Os ventos benfazejos sopravam continuamente, e a canção Garçom fez do pernambucano uma sensação no Sudeste. O brega passou a ser reavaliado – inclusive gravado por estrelas de primeira grandeza da música nacional, como Caetano Veloso.
O centro da atenção aqui, porém, é o Rei do Brega e é dele que se vai falar. Para começo de conversa, foi, orgulhava-se de dizer, o primeiro cantor de rock do Nordeste, no tempo em que comandava um grupo musical batizado The Silver Jets. Antes disso, no entanto, foi professor de física e matemática, e estudou engenharia durante quatro anos, tendo iniciado a carreira artística em 1964, por influência de Elvis Presley, dos Beatles e da Jovem Guarda, segundo disse.
Além do mais, foi crooner em boates do Recife, e fez duas incursões na política. Na primeira, candidatou-se a vereador de Jaboatão dos Guararapes, mas conquistou apenas 717 votos. Na segunda, tentou se eleger deputado estadual, contudo, mais uma vez, não teve êxito. Conquistou 14 934 eleitores, contentando-se em ocupar a 93ª colocação no pleito.
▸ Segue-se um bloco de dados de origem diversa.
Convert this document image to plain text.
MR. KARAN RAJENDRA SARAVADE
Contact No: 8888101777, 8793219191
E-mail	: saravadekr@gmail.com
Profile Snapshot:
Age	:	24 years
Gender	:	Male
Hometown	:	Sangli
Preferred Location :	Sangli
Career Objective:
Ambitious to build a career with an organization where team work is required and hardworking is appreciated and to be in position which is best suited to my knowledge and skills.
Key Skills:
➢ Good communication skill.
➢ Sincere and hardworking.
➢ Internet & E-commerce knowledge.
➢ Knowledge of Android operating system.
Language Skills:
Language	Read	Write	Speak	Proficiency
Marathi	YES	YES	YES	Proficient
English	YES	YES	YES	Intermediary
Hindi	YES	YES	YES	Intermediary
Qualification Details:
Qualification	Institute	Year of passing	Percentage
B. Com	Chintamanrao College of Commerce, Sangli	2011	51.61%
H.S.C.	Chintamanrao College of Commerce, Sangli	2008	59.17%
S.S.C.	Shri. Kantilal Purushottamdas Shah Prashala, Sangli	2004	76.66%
Mas de que importava o sucesso político se, como artista, o aplauso estava do seu lado?A partir do seu primeiro disco, O Pão, foi sucesso atrás de sucesso. Mon Amour, Meu Bem, Ma Femme, por exemplo, foi regravada dezenas de vezes por vários artistas. E como isso fosse pouco, ele ressurgiu no Centro-Sul, o que provocou o relançamento de seus discos em CD. Logo ele passou a ser visto como cult e assinou contrato com a gravadora Sony. Foram cerca de 50 discos lançados, entre inéditos e coletâneas, mais de 300 composições gravadas e ele ainda encontrava tempo para fazer uma média de 25 shows por mês, em todo o Brasil.
Ademais, ganhou o Prêmio da Música Brasileira 2000, 14 discos de Ouro, 2 de Platina, 10 Platina Duplo e um de Diamante. Foi um longo e alcatifado caminho para aquele rapazola que imitava Roberto Carlos, não é mesmo?
O ignorado de ontem passara a ter, a partir do Recife, fã-clubes espalhados pelas principais capitais brasileiras, como Salvador, Fortaleza, Natal, João Pessoa, Maceió, Brasília, Porto Alegre, São Paulo, Manaus, entre outras, onde se fez conhecer por O Rei da MBB (Música Brega Brasileira).
Bebedor contumaz, jogador compulsivo e fumante inveterado, Reginaldo Rossi baixou hospital no dia 9 de novembro de 2013. Retirou dois litros de líquido acumulados entre a pleura e o pulmão, mas o pior estava por vir. O resultado da biópsia confirmou o diagnóstico de câncer de pulmão, que o levou no dia 20 de dezembro de 2013. Nascido a 14 de fevereiro de 1944, Reginaldo Rossi vivera 69 anos.
Com sua voz nasalada, fora, no começo, um improvável cantor que se liberara da imitação de Roberto Carlos para fazer sucesso como o Rei do Brega. Fez. Tanto que hoje, como ontem e como amanhã, em algum lugar do Brasil estarão sendo ouvidos muitos dos seus sucessos, como A Raposa e as Uvas, Garçom e tantas outras melodias, simples, é verdade, mas que embalaram tantos momentos de amor.
Muitos dos que ouvem Reginaldo Rossi buscam, com gestos e palavras evasivas, fazer parecer que se trata de um simples momento exótico ou mero divertimento. É não. Na maioria das vezes, isso é só fingimento. Descabido, creia. Afinal, com sua interpretação e, sobretudo, com a personificação do que cantou, o Rei mostrou claramente que o brega também soube ser chique.